After almost two years without a devolved administration, the northern state appears politically deadlocked. The latest round of talks in Hillsborough castle between the British government’s Chris Heaton-Harris and the five largest parties in Stormont have concluded without a definite restoration of the institutions. This in spite of the fact that four of the five parties involved were willing to accept the Treasury’s offer/bribe of £3.3 billion. An offer contingent, though, on the restoration of the Assembly and ominously described as final by the Secretary of State.
On the surface, the stumbling block appears to be the DUP’s refusal to budge on the issue of the Windsor framework. In reality, the problem goes deeper than one party’s obstinacy. At its heart lies the contradiction inherent within Northern Irish unionism. For that constituency the issue is how to make Northern Ireland function successfully without making any concession to those seeking an alternative constitutional arrangement.
Nobody epitomises this dilemma better than DUP leader Jeffrey Donaldson. During his address to the party’s recent annual convention he made clear the problems created by a non-functioning Assembly. He stated that such a situation risked having Northern Ireland deemed a failed and ungovernable state and urged party members to; ‘… to face up to new realities and adapting to new circumstances…’.
Lending weight to his analysis was support from former party leader Peter Robinson. A close acolyte of party founder, Ian Paisley, Robinson was never a weak-kneed liberal, as evidenced by his storming of Clontibret, Co Monaghan. Prior to the recent talks, he publicly advocated accepting what was on offer, return to Stormont and thereafter negotiate further change.
Notwithstanding this powerful intervention, plus silence from his party executive, Donaldson felt unable to abandon the rejectionist line. A stance he maintained after the roundtable talks that included the significant financial inducement mentioned above.
Meanwhile, rejecting the Treasury offer is causing the DUP ongoing local difficulties. There has been persistent complaints from many quarters about failings in the local health service centred on lengthy waiting lists, a problem not helped by the absence of a Stormont based health minister. More recently three large public sector unions have been forced to take strike action in order to secure restoration of pay, lost to inflation.

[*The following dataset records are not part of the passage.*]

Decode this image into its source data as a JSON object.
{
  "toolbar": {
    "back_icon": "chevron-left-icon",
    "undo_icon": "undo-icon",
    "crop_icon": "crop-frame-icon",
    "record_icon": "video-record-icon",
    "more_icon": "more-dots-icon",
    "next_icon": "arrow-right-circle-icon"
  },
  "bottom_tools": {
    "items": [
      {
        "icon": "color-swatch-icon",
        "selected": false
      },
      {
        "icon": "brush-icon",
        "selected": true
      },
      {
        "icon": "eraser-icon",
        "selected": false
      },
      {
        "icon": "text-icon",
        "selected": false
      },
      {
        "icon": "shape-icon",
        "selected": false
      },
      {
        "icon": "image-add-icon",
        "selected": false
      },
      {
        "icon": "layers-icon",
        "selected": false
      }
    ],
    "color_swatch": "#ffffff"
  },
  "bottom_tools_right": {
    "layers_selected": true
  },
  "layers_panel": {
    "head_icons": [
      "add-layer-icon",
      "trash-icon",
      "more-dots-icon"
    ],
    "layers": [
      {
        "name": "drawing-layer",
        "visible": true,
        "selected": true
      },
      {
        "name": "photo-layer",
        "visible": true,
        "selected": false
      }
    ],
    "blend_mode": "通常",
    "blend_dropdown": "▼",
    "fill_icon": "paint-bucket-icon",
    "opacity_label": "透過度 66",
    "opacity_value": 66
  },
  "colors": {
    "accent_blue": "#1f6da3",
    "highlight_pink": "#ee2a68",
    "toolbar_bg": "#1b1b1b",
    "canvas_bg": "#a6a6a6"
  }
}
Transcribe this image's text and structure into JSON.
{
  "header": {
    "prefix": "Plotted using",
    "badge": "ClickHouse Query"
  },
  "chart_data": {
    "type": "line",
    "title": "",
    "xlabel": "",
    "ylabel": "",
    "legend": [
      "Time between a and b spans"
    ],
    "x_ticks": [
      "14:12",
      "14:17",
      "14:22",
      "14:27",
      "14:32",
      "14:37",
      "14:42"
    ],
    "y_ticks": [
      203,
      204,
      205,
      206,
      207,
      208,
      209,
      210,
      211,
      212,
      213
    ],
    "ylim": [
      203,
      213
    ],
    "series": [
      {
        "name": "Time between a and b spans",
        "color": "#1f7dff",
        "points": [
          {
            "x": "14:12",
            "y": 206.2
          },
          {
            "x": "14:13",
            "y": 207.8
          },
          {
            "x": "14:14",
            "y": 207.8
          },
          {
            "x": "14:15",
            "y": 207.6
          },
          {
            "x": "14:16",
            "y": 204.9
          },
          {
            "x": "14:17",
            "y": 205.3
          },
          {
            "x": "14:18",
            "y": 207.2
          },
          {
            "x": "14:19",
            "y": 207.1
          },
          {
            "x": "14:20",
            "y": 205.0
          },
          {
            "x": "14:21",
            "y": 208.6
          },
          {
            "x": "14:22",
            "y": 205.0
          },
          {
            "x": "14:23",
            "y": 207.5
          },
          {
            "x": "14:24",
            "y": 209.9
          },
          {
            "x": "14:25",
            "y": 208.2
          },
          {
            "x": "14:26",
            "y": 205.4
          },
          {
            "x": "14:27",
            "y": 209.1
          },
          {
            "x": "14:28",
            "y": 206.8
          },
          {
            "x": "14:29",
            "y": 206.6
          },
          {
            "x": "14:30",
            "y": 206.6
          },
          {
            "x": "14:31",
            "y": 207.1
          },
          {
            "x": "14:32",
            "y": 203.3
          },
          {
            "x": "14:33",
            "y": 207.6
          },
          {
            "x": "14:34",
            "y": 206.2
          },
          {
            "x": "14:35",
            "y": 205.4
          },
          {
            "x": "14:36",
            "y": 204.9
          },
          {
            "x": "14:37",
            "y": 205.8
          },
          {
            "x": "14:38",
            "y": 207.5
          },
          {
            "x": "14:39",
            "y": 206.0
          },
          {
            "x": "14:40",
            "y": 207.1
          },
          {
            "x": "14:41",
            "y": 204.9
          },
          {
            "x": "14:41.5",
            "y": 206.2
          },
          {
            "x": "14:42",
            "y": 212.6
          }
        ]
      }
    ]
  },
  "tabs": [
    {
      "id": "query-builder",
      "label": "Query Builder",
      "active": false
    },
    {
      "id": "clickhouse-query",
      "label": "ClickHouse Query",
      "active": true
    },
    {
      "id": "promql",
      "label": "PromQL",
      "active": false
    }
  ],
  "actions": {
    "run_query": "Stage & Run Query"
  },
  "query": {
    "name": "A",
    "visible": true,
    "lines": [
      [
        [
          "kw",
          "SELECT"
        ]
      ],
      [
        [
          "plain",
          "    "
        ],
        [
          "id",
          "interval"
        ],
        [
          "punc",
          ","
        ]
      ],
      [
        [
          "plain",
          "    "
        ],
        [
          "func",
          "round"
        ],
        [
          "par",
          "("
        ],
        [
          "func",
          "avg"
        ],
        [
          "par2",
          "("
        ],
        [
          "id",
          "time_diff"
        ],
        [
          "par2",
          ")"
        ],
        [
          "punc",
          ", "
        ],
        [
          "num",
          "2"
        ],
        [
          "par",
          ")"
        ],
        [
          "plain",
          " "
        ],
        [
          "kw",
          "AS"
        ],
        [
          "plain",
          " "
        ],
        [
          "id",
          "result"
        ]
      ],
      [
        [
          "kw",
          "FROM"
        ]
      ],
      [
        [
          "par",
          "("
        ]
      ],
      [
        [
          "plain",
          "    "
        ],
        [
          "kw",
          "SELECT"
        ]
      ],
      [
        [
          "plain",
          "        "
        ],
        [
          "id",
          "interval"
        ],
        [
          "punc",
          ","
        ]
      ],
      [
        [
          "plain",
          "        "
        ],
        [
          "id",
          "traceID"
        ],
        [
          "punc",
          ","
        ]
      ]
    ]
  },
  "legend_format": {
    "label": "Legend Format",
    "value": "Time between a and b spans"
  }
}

The fact that both these issues were addressed through the Treasury offer of additional funding, subject to Stormont reconvening, discomforted the DUP and its leader. Several striking trade unionists were unambiguous when interviewed on TV. They blamed the politicians for preventing a pay raise that was clearly available. Under pressure, Donaldson sought a meeting with senior trade unionists and in an effort to curtail popular discontent desperately called upon Heaton-Harris to increase public sector pay.
So why did the DUP leader not simply ‘go with the flow’, bow to reality, accept the payoff and lead his party back into Stormont? The answer is twofold. In the first instance, there was the opposition from powerful Unionist figures and institutions. Second is the aforementioned contradiction within unionist policy making.
Leading the fundamentalist challenge was the TUV’s bitter but articulate front-man Jim Allister. Deploying the old Paisleyite stratagem of labelling Unionist opponents as unreliable Lundys, Allister sarcastically described the talks as beginning ‘to smell a lot like sell out’ and followed up by postering this message across the six counties. Immediately after the talks ended, the TUV leader came out demanding total revocation of the Windsor Framework.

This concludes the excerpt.